Keep Politics Out of Europe’s Competition Decisions
Following the European Commission’s recent rejection of the proposed Alstom-Siemens rail merger, France and Germany want to rewrite EU merger rules and give member states more say over proposed tie-ups. But although this approach may seem tempting, Europe would be wise to keep such decisions free from political influence.
TOULOUSE – The European Commission’s decision last month to block the proposed rail-industry merger between Alstom and Siemens was clearly a blow for the two companies. It was also a major setback for the French and German governments, which had strongly supported the deal.

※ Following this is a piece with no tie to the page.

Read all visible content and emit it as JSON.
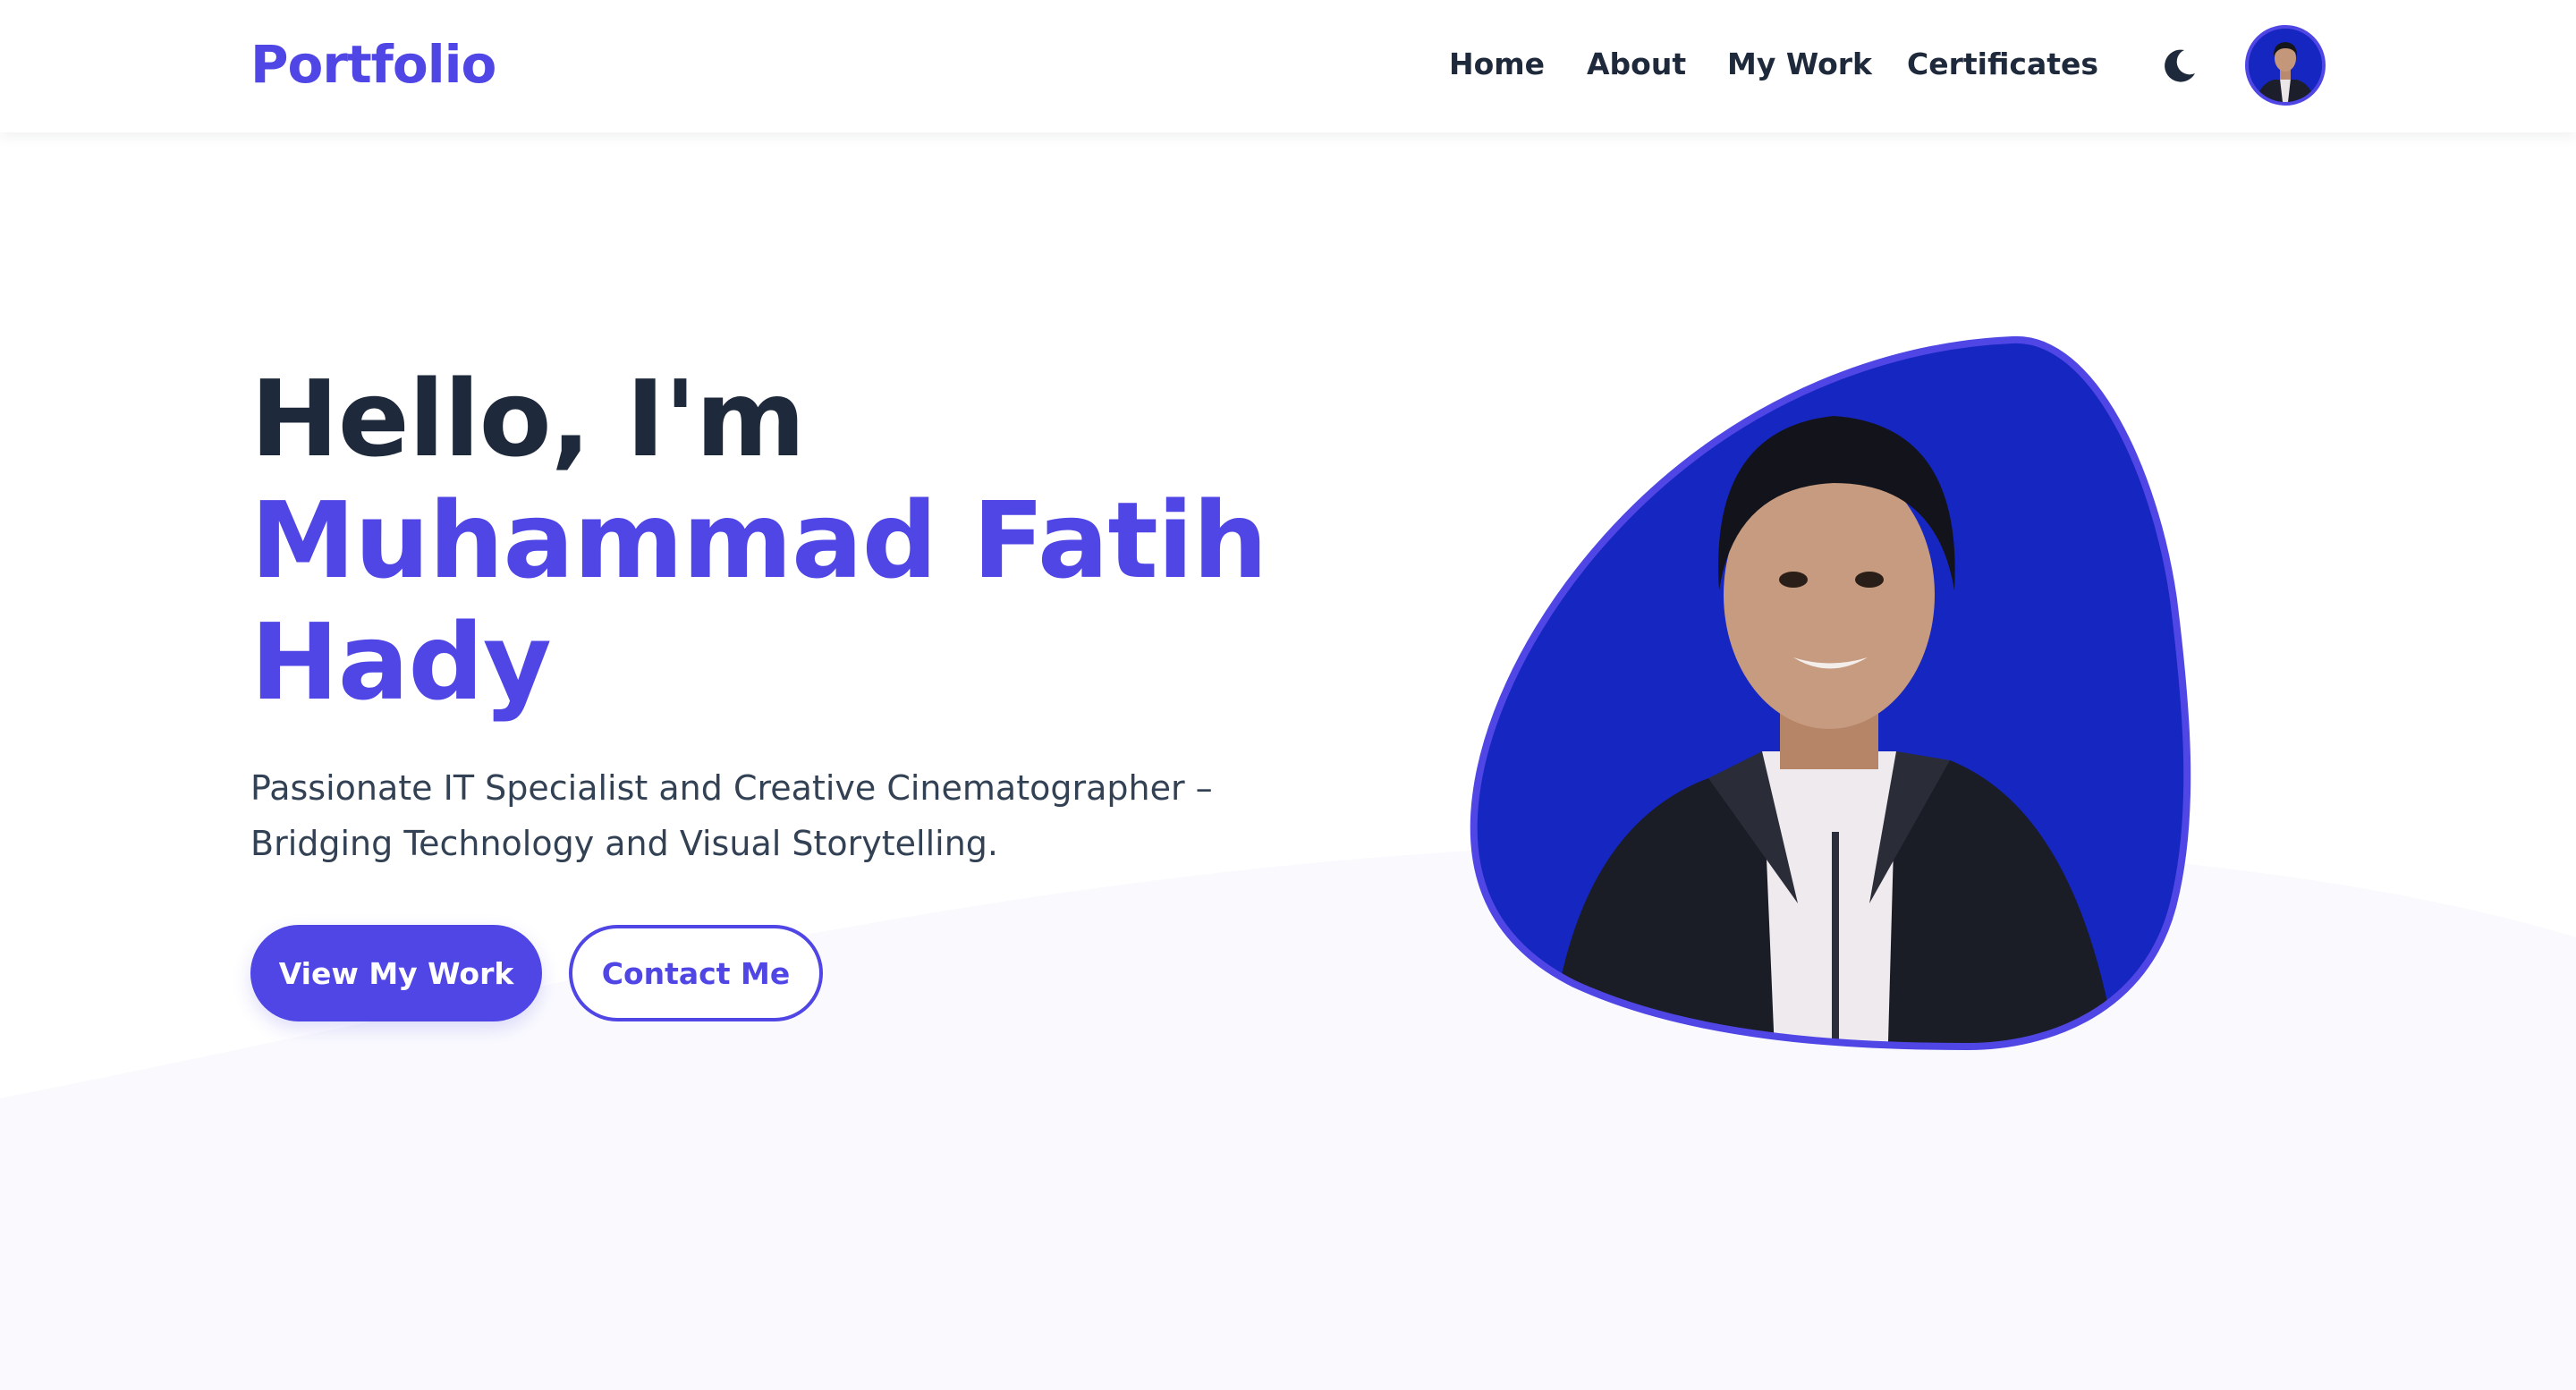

Upset by the decision, France and Germany now want to rewrite EU merger rules and give member states more say over proposed tie-ups. But although such an approach may seem tempting, Europe would be wise not to leave competition policy enforcement in the hands of its politicians.
Supporters of the Alstom-Siemens merger said it would create a European high-speed-train champion to rival China’s CRRC, which operates in a large, and mostly closed, domestic market and – according to the deal’s backers – may soon increase its presence in Europe. But this was not a “no-brainer” merger that would inevitably have made the EU’s rail industry more globally competitive. After all, Alstom and Siemens already dominate their respective national markets for train-signaling systems and high-speed rolling stock.